Make sure not to mix up the tries.

Add 400ul of ice cold lysis buffer (make sure enzyme mix is already added. Lysis buffer is stored at 4C) Vortex for exactly 30 sec. Let it stay at RT for 3 mins.

Setup filters and collection tubes.

Transfer the contents to the filter + collection tube setup, each try in a separate filter.

Centrifuge for 1 min.

Add 400 µl of Eppendorf Fast plasmid wash buffer. (make sure isopropanol is already added). Spin for 1 min. You need not dicard the contents before this step.

Remove the Spin filter from the tube, discard the filtrate and put the tube back. Spin for 1 min to get rid of the residual alcohol.

Transfer the filters to a new clean and autoclaved 2ml eppendorf tube.

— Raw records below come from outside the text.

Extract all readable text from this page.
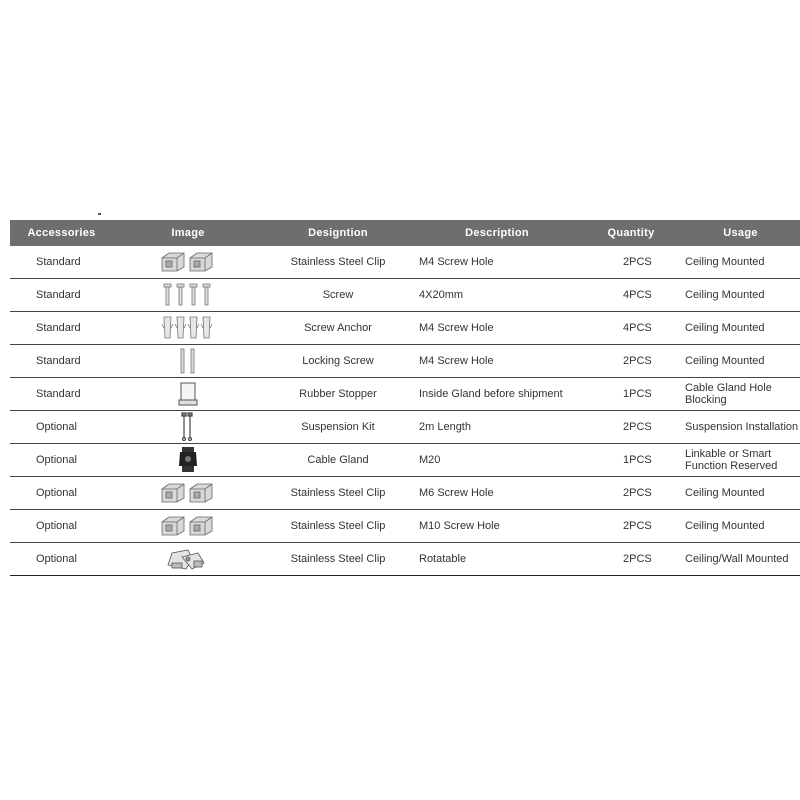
Accessories	Image	Designtion	Description	Quantity	Usage
Standard		Stainless Steel Clip	M4 Screw Hole	2PCS	Ceiling Mounted
Standard		Screw	4X20mm	4PCS	Ceiling Mounted
Standard		Screw Anchor	M4 Screw Hole	4PCS	Ceiling Mounted
Standard		Locking Screw	M4 Screw Hole	2PCS	Ceiling Mounted
Standard		Rubber Stopper	Inside Gland before shipment	1PCS	Cable Gland Hole Blocking
Optional		Suspension Kit	2m Length	2PCS	Suspension Installation
Optional		Cable Gland	M20	1PCS	Linkable or Smart Function Reserved
Optional		Stainless Steel Clip	M6 Screw Hole	2PCS	Ceiling Mounted
Optional		Stainless Steel Clip	M10 Screw Hole	2PCS	Ceiling Mounted
Optional		Stainless Steel Clip	Rotatable	2PCS	Ceiling/Wall Mounted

Label the tubes. Add 50 µl of EB per column and wait 3 min.

Spin for 5 mins.

Measure the concentration of DNA.

Digest the tries which seem to have the correct supercoil size with an appropriate restriction enzyme to verify plasmid construction. Make sure to create a gel map on vector for the restriction digest. Also remember to digest the parents with the same enzyme. You need atleast 100ng of DNA per band to see it on the gel. The DNA for each band is proportional to its size : for example if you expect to see a 500 bp band and a 4.5 kb out of a 5 kb plasmid after your digest, you need to digest atleast 1 µg as they will be divided as 900ng of the 4.5kb band and 100ng of the 500 bp band.

Run on the agarose gel for as long as required to obtain maximum resolution.